Ten years have passed and the chickens have come to roost. Recently, when summer temperatures pushed their way past 40 degrees Celsius, which is normal in this part of the world; the green, renewable power grid failed. There were rolling blackouts in major cities, as the wind stopped blowing and the wind turbines stopped turning. As well the power demand exceeded what the power grid could supply because the coal generators had been shut down. People were desperate to keep their air conditioners running and bought up a massive number of portable gas generators.
Even the Australian Navy was forced to temporarily close one of their shipyards due to the unreliable power supply. They are now constructing a stand by diesel generator.
The irony here is that the Aussies have abundant coal reserves in the north and can easily produce low-cost, reliable electricity with clean coal technology. The only thing standing in the way is political and ideological reasons.
Recently in the “Financial Post,” Jack Mintz from the School of Public Policy at the University of Calgary, noted that “governments everywhere are starting to back away from anti-carbon policies.”
Germany is returning to coal power and green subsidies have been cancelled in the UK, Portugal, and Spain. The U.S. has committed itself to defending the UNs climate machinery and to expanding the American coal and petroleum industries. Ontario’s anti-coal policy has seriously hurt its economy and led to some Ontarians having to choose between eating and paying for heat.

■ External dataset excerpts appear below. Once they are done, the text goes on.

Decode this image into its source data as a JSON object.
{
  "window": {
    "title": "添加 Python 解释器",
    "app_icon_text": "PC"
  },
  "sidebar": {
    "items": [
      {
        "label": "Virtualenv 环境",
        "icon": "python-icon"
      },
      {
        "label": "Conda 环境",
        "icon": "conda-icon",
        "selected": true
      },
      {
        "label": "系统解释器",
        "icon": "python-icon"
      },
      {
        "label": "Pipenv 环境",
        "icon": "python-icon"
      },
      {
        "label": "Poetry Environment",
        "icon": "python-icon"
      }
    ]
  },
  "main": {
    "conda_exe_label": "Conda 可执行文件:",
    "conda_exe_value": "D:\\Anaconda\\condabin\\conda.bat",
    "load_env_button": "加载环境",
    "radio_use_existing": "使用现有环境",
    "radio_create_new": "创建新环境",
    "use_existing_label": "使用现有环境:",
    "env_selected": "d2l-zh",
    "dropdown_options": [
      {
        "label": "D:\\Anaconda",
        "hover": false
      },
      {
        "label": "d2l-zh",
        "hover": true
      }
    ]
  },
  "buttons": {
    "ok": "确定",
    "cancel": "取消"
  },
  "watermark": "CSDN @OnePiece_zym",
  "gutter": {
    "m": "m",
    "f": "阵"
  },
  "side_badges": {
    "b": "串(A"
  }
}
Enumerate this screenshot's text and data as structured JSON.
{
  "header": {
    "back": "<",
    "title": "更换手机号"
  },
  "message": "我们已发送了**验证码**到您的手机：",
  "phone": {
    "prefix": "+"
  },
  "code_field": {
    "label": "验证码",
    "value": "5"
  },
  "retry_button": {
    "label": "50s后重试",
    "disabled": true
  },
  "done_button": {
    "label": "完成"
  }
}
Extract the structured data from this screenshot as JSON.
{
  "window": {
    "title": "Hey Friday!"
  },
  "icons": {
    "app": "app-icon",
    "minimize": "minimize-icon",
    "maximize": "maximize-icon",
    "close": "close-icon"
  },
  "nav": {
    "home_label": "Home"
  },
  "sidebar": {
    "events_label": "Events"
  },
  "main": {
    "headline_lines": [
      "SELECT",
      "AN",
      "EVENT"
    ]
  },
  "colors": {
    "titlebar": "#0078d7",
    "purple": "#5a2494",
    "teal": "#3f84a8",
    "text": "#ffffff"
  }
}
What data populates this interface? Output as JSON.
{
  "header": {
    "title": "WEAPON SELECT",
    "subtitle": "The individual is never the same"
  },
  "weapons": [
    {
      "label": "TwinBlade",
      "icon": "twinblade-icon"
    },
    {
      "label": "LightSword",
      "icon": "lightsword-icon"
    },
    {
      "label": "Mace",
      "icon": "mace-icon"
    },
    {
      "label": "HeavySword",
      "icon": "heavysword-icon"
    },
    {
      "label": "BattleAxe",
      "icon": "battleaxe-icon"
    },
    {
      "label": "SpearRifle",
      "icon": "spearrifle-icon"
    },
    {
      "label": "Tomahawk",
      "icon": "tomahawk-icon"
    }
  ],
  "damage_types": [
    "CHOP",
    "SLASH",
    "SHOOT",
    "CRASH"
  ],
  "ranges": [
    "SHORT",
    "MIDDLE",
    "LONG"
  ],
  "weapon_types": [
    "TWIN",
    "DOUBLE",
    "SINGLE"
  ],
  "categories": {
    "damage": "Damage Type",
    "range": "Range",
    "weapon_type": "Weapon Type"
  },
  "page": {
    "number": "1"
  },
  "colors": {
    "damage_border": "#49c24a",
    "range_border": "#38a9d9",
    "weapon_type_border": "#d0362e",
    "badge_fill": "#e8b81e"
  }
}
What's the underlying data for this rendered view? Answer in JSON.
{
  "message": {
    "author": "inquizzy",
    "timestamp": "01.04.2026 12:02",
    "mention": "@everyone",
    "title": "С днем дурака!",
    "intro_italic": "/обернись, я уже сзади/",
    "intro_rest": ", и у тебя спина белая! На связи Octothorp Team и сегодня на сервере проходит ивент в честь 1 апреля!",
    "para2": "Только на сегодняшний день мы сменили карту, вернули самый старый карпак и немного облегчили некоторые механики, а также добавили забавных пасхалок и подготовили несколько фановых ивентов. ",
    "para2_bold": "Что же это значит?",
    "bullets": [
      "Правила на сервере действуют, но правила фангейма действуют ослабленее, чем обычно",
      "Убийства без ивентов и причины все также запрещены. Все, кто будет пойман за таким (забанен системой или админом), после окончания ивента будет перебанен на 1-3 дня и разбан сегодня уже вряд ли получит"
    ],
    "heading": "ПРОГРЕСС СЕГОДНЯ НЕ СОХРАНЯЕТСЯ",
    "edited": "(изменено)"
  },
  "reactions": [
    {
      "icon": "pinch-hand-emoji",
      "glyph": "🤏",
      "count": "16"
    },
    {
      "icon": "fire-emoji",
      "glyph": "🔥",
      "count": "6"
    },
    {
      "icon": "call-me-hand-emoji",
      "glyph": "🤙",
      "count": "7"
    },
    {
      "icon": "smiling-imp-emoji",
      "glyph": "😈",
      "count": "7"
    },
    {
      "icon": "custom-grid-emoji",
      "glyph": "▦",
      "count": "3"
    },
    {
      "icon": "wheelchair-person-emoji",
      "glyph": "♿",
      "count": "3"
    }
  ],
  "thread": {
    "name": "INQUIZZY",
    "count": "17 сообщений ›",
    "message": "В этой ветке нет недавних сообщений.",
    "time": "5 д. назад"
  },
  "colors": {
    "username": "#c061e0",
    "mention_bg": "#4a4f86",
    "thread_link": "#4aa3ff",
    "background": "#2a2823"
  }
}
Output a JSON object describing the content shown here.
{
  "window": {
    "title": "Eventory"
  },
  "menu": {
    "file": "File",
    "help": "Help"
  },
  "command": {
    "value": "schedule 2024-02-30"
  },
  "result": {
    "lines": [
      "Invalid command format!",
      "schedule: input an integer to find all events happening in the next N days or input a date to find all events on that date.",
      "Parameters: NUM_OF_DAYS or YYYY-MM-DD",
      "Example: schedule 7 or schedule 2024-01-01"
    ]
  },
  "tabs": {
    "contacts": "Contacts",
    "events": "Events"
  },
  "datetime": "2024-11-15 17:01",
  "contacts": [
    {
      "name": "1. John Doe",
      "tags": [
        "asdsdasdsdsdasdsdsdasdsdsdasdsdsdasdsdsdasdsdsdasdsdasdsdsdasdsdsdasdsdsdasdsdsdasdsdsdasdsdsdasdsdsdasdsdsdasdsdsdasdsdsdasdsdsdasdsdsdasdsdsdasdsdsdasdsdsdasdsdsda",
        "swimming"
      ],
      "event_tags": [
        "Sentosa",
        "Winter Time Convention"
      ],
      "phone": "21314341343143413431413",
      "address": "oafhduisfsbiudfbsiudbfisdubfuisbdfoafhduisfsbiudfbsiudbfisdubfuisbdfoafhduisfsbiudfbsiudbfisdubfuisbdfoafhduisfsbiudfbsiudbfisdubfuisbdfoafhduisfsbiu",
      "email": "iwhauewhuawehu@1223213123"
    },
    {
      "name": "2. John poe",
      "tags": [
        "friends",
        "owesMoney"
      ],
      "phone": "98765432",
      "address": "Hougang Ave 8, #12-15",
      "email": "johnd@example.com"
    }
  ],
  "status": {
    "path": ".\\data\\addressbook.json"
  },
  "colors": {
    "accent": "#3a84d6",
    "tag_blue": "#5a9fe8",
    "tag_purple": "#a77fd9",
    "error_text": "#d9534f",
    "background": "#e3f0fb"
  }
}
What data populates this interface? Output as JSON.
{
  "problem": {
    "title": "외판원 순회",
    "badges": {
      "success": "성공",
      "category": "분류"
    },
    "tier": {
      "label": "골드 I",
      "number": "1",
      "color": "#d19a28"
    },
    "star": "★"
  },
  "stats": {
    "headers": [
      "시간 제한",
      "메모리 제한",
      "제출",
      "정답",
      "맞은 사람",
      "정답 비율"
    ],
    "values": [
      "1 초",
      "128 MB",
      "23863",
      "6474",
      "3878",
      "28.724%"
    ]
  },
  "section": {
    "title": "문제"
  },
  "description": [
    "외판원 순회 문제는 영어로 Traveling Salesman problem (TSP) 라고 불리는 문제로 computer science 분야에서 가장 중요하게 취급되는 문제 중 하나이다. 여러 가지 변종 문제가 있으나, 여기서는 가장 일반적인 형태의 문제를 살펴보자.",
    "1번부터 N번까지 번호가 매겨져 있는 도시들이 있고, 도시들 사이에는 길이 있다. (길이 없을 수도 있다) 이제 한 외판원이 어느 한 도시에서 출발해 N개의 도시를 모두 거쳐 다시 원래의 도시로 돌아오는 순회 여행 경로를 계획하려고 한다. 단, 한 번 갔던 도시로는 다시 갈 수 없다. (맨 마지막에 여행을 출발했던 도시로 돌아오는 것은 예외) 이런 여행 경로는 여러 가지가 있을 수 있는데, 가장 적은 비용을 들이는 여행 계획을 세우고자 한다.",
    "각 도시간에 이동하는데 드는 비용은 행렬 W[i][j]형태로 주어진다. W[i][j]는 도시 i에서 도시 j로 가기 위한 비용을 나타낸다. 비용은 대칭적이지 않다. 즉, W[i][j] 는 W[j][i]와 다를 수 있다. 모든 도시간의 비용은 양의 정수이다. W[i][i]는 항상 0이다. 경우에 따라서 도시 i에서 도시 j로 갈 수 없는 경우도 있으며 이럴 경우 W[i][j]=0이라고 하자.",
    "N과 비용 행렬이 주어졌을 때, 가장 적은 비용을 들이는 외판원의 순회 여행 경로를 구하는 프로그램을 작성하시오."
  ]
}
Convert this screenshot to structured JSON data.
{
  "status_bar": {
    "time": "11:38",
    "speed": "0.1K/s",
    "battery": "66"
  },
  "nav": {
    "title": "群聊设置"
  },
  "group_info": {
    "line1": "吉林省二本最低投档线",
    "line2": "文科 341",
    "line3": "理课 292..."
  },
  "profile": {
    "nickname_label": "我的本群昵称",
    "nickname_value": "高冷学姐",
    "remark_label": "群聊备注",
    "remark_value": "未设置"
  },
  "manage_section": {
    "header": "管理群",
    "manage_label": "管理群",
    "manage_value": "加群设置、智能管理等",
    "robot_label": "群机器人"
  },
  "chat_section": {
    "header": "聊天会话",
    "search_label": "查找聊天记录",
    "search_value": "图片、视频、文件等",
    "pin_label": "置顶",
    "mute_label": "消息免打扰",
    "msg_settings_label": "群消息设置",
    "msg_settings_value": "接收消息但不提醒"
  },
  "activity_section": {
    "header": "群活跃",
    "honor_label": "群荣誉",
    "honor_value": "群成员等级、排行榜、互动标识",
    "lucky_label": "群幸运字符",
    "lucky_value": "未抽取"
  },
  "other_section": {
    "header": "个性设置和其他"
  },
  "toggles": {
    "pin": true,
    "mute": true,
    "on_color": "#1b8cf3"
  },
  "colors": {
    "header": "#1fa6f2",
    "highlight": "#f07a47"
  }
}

There are two lessons here for Alberta. First, an energy policy rooted in the ideological opposition to fossil fuels won’t be implemented without a steep and unnecessary price. Second, despite the rhetoric, the world’s biggest coal users are not buying into the high-cost, anti-coal doctrines, recognizing that technology is always advancing to find a cleaner method for coal generators.
At the same time, many nations that have moved much further down the renewables road than Alberta are turning back, recognizing that the financial and human costs are simply prohibitive.
The question is, will our MLA Marg McCuaig-Boyd and her friends at the Alberta Legislature realize this?